Today, ear diseases are powerful factors affecting the quality of life of modern man. These illnesses are often neglected, even though lack of timely diagnosis can lead to inevitable consequences such as malignant tumors and hearing loss. Over 3.5 million diseases diagnosed for the first time have been registered in Russia alone over the past ten years. One of the main problems is the complicated process of diagnosis, which requires a lot of time and effort from both the patient and the medical staff.
To make the process of diagnosing ear diseases less expensive and at the same time more rapid and accurate, Evgeny Shalugin, a 4th-year student at ETU “LETI”, works on his development. It will allow recording and analyzing noises in the human ear during the initial examination, reduce the risk of medical errors, and diagnose illnesses at an early stage.
“At the initial checkup, the doctor usually performs two diagnostic examinations: otoscopy, an examination of the ear cavity to detect visible abnormalities, and auscultation, listening for sounds and noises with a phonendoscope. Most often, this leads to repeated appointments, observations over time, and additional costly examinations such as MRI, CT, and X-rays. It is no secret that tinnitus is a concomitant symptom of many diseases, and its analysis is extremely important for the diagnosis. So, the frequency and spectral characteristics of noise can significantly narrow down the list of possible diseases,” says Evgeny Shalugin, a 4th-year student at ETU “LETI.”
The proposed solution will make it possible to modernize outdated methods of diagnosing diseases and conduct objective studies of noises in the auricular cavity.
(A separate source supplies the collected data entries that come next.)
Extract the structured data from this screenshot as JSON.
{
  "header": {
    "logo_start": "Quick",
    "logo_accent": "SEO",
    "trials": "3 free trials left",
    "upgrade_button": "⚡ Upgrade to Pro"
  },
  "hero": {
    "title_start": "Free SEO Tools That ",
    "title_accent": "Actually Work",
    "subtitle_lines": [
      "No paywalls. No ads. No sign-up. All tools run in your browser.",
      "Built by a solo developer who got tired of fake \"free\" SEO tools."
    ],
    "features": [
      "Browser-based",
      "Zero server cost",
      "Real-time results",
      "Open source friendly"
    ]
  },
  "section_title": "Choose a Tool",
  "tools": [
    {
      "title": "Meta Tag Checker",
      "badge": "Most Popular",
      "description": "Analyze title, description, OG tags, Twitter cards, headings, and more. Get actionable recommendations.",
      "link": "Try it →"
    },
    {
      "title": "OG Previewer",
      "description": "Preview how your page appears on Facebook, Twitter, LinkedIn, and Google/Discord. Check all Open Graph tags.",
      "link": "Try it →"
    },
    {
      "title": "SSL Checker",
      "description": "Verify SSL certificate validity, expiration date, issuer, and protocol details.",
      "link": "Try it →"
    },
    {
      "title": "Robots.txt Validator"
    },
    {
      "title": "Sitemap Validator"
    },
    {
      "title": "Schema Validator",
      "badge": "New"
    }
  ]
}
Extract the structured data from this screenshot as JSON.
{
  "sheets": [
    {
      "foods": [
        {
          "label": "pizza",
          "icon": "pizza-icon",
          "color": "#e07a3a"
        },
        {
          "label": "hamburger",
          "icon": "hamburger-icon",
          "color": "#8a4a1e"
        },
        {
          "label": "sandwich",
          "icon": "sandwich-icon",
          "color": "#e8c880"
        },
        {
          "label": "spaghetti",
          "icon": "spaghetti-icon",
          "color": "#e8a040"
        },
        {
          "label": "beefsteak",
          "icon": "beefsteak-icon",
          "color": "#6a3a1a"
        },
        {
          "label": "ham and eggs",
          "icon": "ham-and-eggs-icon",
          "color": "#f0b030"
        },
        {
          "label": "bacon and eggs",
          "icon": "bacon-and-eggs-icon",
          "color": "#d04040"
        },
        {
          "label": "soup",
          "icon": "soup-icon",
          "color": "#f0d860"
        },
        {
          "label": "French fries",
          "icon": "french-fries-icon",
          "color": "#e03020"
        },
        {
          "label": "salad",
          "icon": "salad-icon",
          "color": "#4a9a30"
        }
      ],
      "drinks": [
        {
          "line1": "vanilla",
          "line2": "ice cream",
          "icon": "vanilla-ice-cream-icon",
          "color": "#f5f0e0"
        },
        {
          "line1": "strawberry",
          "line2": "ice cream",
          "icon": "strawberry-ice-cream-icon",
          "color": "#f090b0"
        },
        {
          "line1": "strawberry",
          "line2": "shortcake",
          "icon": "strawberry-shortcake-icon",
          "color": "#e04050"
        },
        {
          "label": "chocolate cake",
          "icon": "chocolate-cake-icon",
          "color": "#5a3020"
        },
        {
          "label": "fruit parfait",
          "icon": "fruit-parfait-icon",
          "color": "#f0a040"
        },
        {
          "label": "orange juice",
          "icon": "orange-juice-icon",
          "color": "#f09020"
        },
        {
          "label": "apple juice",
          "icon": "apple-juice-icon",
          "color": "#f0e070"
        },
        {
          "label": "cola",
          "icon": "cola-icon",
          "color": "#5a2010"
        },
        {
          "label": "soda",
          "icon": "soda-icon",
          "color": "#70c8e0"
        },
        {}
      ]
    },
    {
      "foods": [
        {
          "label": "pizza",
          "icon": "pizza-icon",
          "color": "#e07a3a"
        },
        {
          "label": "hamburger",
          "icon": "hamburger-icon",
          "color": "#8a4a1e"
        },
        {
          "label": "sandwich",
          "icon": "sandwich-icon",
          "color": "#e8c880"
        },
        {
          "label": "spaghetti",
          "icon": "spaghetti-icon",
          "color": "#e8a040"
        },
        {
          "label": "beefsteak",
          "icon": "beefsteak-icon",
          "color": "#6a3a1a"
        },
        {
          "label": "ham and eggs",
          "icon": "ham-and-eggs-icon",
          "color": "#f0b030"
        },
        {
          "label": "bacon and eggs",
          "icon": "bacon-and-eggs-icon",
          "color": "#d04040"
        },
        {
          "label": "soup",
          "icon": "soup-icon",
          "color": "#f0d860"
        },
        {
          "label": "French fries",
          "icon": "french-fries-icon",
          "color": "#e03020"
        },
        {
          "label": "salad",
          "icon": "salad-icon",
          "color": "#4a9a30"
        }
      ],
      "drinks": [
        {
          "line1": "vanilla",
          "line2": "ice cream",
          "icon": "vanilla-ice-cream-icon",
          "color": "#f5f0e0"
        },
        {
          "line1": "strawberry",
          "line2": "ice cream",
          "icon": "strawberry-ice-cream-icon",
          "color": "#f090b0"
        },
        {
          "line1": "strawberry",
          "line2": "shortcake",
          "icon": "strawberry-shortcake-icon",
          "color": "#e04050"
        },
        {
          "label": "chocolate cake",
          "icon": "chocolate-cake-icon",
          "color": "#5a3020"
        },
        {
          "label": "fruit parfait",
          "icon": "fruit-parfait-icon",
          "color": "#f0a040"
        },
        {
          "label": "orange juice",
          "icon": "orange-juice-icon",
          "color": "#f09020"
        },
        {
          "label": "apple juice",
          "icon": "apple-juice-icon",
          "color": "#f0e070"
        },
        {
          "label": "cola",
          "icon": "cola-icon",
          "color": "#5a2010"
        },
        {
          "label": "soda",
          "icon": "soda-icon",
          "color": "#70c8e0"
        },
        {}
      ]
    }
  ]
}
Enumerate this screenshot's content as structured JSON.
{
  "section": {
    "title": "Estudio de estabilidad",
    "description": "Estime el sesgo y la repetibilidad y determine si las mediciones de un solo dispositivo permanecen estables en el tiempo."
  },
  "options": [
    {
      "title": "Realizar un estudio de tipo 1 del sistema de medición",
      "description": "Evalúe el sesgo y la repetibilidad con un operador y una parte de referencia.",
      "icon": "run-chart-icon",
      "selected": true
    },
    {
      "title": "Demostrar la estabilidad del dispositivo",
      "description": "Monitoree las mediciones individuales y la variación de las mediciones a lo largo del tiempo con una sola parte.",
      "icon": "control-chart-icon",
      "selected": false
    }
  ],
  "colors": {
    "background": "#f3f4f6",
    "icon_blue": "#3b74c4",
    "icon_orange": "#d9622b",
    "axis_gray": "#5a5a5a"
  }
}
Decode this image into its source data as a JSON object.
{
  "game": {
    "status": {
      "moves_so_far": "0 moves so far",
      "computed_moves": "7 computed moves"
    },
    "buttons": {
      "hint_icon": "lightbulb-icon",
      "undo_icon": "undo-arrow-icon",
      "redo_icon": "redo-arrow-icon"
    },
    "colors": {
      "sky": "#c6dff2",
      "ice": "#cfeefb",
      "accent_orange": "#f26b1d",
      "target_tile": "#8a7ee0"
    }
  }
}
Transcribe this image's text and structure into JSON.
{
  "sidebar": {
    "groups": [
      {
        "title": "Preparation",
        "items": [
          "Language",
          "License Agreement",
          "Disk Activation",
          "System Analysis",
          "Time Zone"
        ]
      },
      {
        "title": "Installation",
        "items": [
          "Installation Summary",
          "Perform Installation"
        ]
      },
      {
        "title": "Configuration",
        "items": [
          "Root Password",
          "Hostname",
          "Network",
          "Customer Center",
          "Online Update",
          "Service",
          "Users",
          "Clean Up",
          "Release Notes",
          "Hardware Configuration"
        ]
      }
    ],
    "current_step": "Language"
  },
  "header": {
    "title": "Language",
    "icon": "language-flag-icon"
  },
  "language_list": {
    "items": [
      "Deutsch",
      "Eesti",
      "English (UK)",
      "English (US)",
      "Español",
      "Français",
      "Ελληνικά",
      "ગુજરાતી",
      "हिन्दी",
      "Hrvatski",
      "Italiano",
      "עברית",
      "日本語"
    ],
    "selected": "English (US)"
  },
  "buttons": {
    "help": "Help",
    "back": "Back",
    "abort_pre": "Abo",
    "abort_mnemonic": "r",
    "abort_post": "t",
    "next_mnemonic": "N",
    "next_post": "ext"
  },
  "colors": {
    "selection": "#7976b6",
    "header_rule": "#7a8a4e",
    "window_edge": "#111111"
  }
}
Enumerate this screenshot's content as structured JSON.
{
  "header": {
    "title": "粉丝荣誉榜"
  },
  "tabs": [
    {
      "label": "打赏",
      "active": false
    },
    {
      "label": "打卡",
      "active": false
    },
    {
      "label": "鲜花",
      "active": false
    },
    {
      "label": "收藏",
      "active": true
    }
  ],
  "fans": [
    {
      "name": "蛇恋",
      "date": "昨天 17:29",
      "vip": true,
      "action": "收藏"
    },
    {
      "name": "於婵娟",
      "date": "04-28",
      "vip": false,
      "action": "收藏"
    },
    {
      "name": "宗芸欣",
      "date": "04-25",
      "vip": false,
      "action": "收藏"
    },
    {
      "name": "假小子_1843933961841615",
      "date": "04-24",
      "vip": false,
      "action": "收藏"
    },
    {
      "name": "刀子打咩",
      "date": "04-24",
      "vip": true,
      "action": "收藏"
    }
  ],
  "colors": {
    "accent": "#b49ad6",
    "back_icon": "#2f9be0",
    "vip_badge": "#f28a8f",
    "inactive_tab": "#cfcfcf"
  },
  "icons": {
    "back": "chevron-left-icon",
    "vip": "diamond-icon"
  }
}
It is worth noting that the development will also enable scientists to conduct new kinds of research in otolaryngology.
“The disadvantages of the modern diagnostic method are obvious. Firstly, it is extremely subjective, so there is a serious risk of medical errors, which can not only increase the cost of diagnostics but also lead to the deterioration of the patient’s health. Secondly, very often doctors diagnose diseases at late stages when abnormalities begin to show clearly. Finally, MRI and CT scans are expensive, require trained staff and a separate room, and emit radiation that contributes to the inability to dynamically monitor the patient’s condition,” explains the researcher.
The autonomous system will be designed as a microcomputer with a power supply from a battery or network. The device will consist of a single-board computer with software for noise analysis, a touch screen, a sound card and interfaces for connecting peripheral devices, and external memory drives for convenient data transfer. A noise-capturing microphone will also be connected to the microcomputer.
“The canal part of the earmold with the microphone will be inserted inside the ear canal. The principle is somewhat similar to a hearing aid. Further, the microphone will record noises, which will be received and processed by a computer with special software. In the end, all the results of noise registration and processing will be displayed on the doctor’s monitor, who will make further decisions based on the objective noise data,” Evgeny describes the principle of the device.